After putting my crankset back on, I can no longer shift onto my largest cog in the front. It is a triple, and the way it shifts now basically makes it feel like its one shift off (it shifts too far in on the smallest cog, not far enough to shift off, but cage rubs the chain).
The FD is a 6500 Ultegra braze on and the crankset is a triple 6500 ultegra octalink (the crank does not have to be pulled)
The crank arms are about as tight as they go. I may be able to get another half rotation out of it, but that wouldn't push the crank in by an entire index.

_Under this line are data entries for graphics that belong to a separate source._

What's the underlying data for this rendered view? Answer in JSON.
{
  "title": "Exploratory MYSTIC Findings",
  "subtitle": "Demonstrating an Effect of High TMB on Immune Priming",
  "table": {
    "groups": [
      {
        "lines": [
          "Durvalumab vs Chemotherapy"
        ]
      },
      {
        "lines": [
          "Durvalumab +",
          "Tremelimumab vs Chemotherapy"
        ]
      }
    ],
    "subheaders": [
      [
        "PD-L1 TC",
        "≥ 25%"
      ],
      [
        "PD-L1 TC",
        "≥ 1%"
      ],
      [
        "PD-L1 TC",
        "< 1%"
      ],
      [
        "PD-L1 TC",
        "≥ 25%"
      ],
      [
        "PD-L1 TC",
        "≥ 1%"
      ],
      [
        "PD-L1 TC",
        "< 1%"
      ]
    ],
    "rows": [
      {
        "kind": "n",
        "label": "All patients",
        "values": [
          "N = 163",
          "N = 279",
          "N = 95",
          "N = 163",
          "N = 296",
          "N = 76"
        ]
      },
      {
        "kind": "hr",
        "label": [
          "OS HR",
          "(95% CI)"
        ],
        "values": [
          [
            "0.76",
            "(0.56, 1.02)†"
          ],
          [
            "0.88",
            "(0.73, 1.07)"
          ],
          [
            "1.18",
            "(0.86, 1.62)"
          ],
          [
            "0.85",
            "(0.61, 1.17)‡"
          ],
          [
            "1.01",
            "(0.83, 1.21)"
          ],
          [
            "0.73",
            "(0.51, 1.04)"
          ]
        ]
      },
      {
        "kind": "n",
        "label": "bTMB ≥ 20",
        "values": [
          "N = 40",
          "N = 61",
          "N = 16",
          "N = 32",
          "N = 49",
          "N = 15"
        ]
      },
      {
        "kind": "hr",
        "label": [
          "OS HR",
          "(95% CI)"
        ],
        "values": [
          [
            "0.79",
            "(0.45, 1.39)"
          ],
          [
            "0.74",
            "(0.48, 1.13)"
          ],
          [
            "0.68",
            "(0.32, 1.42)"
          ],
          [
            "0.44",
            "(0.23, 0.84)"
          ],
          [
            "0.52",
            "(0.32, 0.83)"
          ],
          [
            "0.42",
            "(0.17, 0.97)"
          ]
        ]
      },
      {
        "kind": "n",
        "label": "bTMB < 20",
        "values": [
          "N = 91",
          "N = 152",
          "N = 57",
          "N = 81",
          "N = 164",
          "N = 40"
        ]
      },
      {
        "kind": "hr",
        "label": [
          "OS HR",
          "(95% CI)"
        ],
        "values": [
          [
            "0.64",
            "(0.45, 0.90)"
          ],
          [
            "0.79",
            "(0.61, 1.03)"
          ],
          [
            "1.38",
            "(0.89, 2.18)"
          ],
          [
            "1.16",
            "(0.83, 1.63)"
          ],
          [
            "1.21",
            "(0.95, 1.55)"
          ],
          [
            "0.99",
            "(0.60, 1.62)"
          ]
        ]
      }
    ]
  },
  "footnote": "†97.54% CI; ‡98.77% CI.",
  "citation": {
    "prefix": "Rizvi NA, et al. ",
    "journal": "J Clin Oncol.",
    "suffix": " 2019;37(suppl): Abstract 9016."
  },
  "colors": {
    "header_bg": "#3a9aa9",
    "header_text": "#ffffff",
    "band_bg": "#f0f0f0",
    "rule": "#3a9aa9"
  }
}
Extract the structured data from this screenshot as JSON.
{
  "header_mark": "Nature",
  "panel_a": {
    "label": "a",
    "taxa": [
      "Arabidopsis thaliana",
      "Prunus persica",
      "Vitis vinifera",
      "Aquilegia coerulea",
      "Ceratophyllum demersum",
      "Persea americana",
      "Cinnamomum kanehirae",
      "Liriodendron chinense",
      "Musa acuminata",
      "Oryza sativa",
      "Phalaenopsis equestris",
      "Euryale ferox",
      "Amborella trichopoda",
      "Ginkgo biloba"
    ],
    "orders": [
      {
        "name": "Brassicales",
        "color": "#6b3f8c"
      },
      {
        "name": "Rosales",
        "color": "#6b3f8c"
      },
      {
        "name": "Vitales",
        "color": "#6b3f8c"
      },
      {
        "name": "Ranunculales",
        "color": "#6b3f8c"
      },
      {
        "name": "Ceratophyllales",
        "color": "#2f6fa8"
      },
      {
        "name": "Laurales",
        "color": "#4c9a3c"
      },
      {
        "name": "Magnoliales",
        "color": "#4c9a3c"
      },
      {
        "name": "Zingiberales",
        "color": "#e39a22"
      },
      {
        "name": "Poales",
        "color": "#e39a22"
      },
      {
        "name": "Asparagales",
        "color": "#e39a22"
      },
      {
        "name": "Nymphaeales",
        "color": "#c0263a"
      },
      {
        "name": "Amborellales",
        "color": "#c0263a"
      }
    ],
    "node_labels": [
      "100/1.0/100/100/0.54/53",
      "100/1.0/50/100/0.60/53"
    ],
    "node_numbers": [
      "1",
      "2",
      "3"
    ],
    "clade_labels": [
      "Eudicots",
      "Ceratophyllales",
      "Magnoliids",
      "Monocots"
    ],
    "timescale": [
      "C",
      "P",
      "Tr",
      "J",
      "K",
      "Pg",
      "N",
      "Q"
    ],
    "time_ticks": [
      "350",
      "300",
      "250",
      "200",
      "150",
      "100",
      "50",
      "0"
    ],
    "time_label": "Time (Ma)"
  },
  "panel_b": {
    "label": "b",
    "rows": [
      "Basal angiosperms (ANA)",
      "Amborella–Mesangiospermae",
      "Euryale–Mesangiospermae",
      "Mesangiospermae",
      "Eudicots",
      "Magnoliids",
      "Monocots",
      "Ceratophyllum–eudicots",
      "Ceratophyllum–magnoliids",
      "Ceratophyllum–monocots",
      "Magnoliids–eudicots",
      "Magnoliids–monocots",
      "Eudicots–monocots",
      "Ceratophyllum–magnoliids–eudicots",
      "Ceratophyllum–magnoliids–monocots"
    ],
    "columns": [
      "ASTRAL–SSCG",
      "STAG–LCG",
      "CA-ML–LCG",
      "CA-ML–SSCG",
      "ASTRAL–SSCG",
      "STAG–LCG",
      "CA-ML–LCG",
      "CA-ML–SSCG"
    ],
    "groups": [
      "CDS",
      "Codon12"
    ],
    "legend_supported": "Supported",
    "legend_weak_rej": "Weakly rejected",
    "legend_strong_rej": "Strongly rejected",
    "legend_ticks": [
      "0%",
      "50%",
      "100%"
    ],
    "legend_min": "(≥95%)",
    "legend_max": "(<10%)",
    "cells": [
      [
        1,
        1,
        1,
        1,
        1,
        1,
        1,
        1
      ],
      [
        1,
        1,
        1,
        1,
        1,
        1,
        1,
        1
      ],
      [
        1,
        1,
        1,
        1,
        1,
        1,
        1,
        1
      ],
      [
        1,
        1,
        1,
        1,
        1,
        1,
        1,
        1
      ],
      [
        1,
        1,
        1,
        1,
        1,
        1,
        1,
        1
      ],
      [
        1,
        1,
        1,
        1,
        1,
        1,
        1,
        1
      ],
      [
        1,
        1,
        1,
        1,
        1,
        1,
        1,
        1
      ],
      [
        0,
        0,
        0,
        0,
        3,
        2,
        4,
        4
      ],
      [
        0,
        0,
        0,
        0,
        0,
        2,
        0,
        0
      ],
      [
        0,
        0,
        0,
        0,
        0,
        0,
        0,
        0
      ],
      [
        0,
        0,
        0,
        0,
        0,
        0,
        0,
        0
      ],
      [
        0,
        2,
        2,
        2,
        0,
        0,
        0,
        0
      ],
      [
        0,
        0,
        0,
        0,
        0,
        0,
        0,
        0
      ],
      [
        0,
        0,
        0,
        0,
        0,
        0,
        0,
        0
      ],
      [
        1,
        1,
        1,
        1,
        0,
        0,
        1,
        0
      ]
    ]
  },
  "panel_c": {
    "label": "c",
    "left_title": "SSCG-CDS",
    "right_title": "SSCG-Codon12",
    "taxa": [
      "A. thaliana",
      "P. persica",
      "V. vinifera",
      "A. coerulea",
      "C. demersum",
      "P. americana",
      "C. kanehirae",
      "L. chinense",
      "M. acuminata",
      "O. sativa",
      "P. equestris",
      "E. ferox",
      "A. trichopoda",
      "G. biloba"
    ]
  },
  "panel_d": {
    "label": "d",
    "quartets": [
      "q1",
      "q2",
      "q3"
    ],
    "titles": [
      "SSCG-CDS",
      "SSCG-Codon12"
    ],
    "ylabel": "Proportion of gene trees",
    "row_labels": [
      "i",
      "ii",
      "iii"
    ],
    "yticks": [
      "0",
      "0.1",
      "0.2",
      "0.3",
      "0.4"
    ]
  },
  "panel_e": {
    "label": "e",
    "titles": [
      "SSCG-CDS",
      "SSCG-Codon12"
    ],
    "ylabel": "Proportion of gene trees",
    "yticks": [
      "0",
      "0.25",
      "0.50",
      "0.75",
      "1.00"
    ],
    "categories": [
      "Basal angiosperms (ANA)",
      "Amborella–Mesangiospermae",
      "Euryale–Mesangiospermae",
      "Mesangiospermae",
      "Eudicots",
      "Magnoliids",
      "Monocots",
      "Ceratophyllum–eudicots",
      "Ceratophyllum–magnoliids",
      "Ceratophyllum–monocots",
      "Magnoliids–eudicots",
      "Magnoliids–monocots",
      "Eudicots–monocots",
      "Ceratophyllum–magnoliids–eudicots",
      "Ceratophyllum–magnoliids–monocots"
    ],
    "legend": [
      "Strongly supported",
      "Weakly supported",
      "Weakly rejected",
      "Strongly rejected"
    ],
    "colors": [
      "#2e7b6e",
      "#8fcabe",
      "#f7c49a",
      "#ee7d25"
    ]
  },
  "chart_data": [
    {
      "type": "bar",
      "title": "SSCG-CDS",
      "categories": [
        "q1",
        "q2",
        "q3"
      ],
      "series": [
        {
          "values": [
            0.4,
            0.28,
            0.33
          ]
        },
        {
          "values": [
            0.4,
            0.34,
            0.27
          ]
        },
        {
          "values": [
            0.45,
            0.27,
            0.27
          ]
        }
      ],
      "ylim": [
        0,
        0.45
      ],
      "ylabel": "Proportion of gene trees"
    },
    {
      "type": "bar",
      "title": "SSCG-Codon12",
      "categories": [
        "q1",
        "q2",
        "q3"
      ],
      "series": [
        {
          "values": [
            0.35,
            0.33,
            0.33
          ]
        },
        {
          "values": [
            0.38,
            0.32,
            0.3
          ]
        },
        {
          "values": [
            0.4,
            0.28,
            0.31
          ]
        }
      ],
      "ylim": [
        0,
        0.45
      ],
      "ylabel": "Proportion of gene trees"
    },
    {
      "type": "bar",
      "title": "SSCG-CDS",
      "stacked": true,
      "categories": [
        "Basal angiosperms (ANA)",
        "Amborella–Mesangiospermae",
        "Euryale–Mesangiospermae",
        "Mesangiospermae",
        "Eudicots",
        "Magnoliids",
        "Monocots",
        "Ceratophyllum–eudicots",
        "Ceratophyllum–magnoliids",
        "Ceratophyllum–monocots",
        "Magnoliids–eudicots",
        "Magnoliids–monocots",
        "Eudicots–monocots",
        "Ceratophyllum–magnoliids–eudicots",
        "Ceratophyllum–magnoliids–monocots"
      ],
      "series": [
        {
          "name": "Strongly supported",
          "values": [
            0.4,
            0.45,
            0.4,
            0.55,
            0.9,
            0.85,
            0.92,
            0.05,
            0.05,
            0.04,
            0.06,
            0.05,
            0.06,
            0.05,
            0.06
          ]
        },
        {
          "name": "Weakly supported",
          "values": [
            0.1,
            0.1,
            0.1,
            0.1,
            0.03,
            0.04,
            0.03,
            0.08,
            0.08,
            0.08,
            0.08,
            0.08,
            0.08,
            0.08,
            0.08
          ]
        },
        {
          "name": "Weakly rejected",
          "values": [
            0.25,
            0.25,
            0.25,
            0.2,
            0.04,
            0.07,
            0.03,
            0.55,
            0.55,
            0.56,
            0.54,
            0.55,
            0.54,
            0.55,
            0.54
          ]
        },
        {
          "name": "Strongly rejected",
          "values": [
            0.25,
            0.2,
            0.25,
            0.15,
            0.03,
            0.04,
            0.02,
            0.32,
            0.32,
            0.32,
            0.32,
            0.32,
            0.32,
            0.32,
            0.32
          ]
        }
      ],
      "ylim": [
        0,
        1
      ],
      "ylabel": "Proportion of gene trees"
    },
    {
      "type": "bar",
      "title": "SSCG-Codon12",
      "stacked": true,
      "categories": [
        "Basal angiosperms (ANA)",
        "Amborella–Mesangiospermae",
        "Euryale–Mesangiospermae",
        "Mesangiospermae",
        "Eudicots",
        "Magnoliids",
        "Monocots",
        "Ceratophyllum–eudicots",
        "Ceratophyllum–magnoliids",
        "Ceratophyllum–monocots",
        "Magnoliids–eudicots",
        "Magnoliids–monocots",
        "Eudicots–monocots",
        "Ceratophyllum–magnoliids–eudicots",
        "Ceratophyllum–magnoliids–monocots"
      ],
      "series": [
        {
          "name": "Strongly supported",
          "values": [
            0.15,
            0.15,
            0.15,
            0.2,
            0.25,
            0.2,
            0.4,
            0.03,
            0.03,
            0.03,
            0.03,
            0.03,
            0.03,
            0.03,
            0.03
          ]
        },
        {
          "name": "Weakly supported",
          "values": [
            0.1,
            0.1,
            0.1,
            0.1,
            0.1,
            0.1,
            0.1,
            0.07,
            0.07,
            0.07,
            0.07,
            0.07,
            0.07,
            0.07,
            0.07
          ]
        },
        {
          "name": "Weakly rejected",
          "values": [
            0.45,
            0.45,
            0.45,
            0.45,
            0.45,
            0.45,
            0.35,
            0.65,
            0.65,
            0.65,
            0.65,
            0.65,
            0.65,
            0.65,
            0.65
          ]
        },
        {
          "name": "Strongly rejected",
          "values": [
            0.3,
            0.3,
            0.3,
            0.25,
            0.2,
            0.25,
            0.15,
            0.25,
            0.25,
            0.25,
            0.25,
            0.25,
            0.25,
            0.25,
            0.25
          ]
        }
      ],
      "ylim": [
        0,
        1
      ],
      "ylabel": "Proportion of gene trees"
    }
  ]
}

I also measured both side of the cranks. Both arms are exactly 3" from center of frame to center of crankarm. I am fairly certain that the crankarms are as far in as they go (220lbs on the wrench isnt going to go much further without shattering something.)
could I have messed something up in the BB? The bike specifically is a 2001 Trek 5200 with stock parts.
yes, If you did not tighten the (External) BB to the torque spec, make sure you are grease to the threads while doing this too. If the BB is not tight enough it would have the same problem if it is an external BB. If it is an internal BB then you would not have this problem and if you can get another 1/2 turn out of it then that would put it in a lot, you want to turn those old cranksets with internal BBs on pretty hard.
"If it is an internal BB then you would not have this problem and if you can get another 1/2 turn out of it then that would put it in a lot, you want to turn those old cranksets with internal BBs on pretty hard."
Just for anyone's information: Shimano 6500 is 9 speed Ultegra, which means that this is an Octalink crankset and BB. That means 36 to 51 foot pounds on the BB; and 25 to 36 foot pounds on the fixing bolt.
Using a torque wrench does indeed solve many problems, and it gives one a piece of mind too knowing that the bike is put together right! I have two: a Kobalt that goes from 10 to 100 foot pounds, which covers cranks, bottom brackets, and anything I want to attempt on my truck. I also have a Craftsman 0-250 inch pound (0-20 foot pound) torque wrench that works for stems, disc brakes calipers and rotors, Hollowtech 2 crank arms, and a bunch of other places.
I recommend using the torque specs in the appendix of one of Zinn's bicycle maintenance books, so far they've covered everything I've needed them to.
Lenaxia, keep working on your bikes! It's great fun and an important skill. Better to spend money on tools and books than to pay someone else to fix your bike.
'''96 Litespeed Catalyst, '05 Litespeed Firenze, '06 Litespeed Tuscany, '12 Surly Pacer, All are 3x8,9 or 10. It is hilly around here!
Originally Posted by deinonychi
"Just for anyone's information: Shimano 6500 is 9 speed Ultegra, which means that this is an Octalink crankset and BB. That means 36 to 51 foot pounds on the BB; and 25 to 36 foot pounds on the fixing bolt.
It also means it's quite possible to not seat the matching splines on the crank and bb spindle properly. If they butt up against each other instead of mating properly, the crank arm will sit out too far and the first ride can damage the splines beyond repair.
I have two Ultegra 6500 cranks and I always remove the autoextractor collars before reinstalling the cranks so I can see inside the mounting area and be sure the splines mesh correctly.